Of course, realistically, without any outside financial backing, “SCOTUSblog” cannot afford to sever financial ties with its sponsoring law firm. And because “SCOTUSblog” is such an invaluable resource, I and hopefully everyone else would rather see it continue to exist with those conflicts that currently present themselves than see it disappear altogether.

That being said, the blog’s “Petitions to Watch” feature strikes me as particularly problematic insofar as it treats every case in which that blog’s sponsoring law firm is publicly involved as worthy of inclusion, while every other law firm only gets its cases mentioned on that list if the head of the sponsoring law firm of “SCOTUSblog” deems the case worthy of mention. Deciding what cases to list as “Petitions to Watch” seems like an inquiry that is rife with potential conflicts. The most obvious solution is to omit mention of any case in which the blog’s sponsoring law firm is publicly involved. The fact that hasn’t happened yet shows that even automatic inclusion on the list has value, thereby demonstrating the existence of the very conflict at issue.

Another unavoidable issue arises from the fact that Amy Howe — a wonderful person who I admire tremendously — is the wife of “SCOTUSblog” publisher Tom Goldstein, who heads the blog’s sponsoring law firm. Here at “How Appealing,” I do not purport to cover my wife’s work objectively. Yet at “SCOTUSblog,” whenever Amy Howe has a post that reports on the work of that blog’s sponsoring law firm, the following sort of “Disclosure” appears:

[Disclosure: Goldstein & Russell, P.C., whose attorneys contribute to this blog in various capacities, is among the counsel to [the parties in a particular U.S. Supreme Court case], but I am not affiliated with the firm.]

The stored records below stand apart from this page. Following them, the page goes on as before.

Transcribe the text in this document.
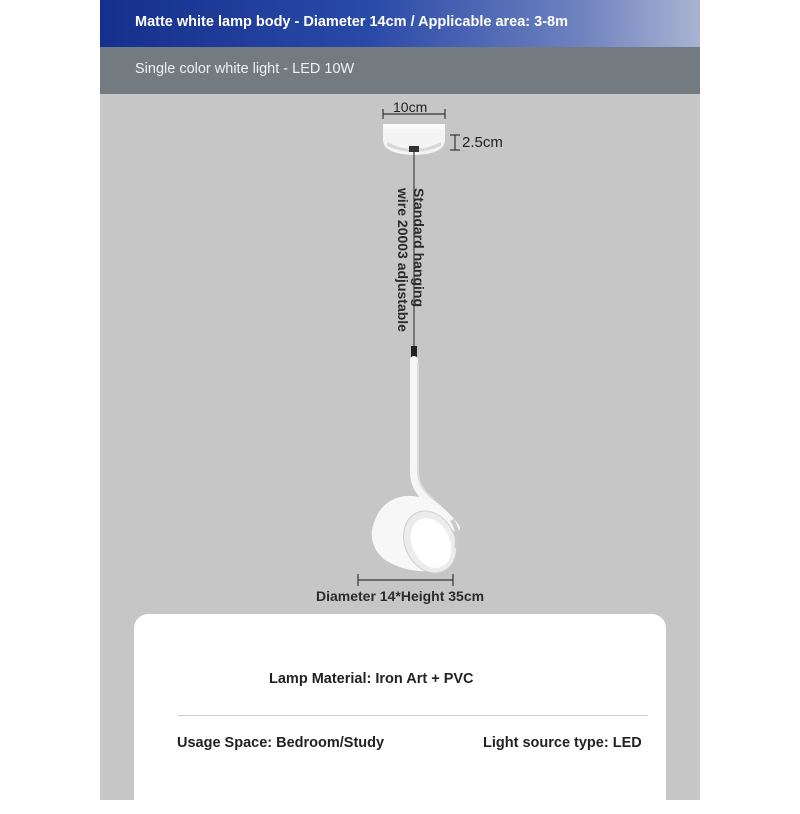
Matte white lamp body - Diameter 14cm / Applicable area: 3-8m
Single color white light - LED 10W
10cm
2.5cm
Standard hanging
wire 20003 adjustable
Diameter 14*Height 35cm
Lamp Material: Iron Art + PVC
Usage Space: Bedroom/Study	Light source type: LED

Now I don’t dispute the disclosure insofar as what it actually says, but it leaves plenty unsaid. Because “SCOTUSblog” is not self-sustaining, its sponsoring law firm makes the financial contributions that allow the blog to continue to exist. Moreover, the revenues of that sponsoring law firm allow Ms. Howe’s husband to earn a living, which contributes to having a home, putting food on the table, someday sending the kids to college, etc. Regardless of whether she can be objective or not, repeatedly claiming to be objective concerning the coverage of her husband’s work simply because she is “not affiliated with” that law firm seems a bit much.

The bottom line is that “SCOTUSblog” has quite a way to go before it will be independent of its sponsoring law firm. It has to achieve financial independence, but it also need to obtain editorial independence, by which I mean it would be written by people who are not close family members of the owner(s) of the sponsoring law firm or part-time employees of that law firm.

Of course, perhaps the most insightful observation appears in the final sentence of the third paragraph of the “Just the facts, ma’am” post that “SCOTUSblog” published yesterday. That sentence states that “coverage suggesting that the [sponsoring law] firm is likely to lose may raise the hackles of the firm’s clients in the case.” If the clients of the law firm that sponsors “SCOTUSblog” — surely a sophisticated group — don’t regard “SCOTUSblog” as a journalistic entity independent from the influence of its sponsoring law firm, notwithstanding all efforts to the contrary, then why should any of the rest of us?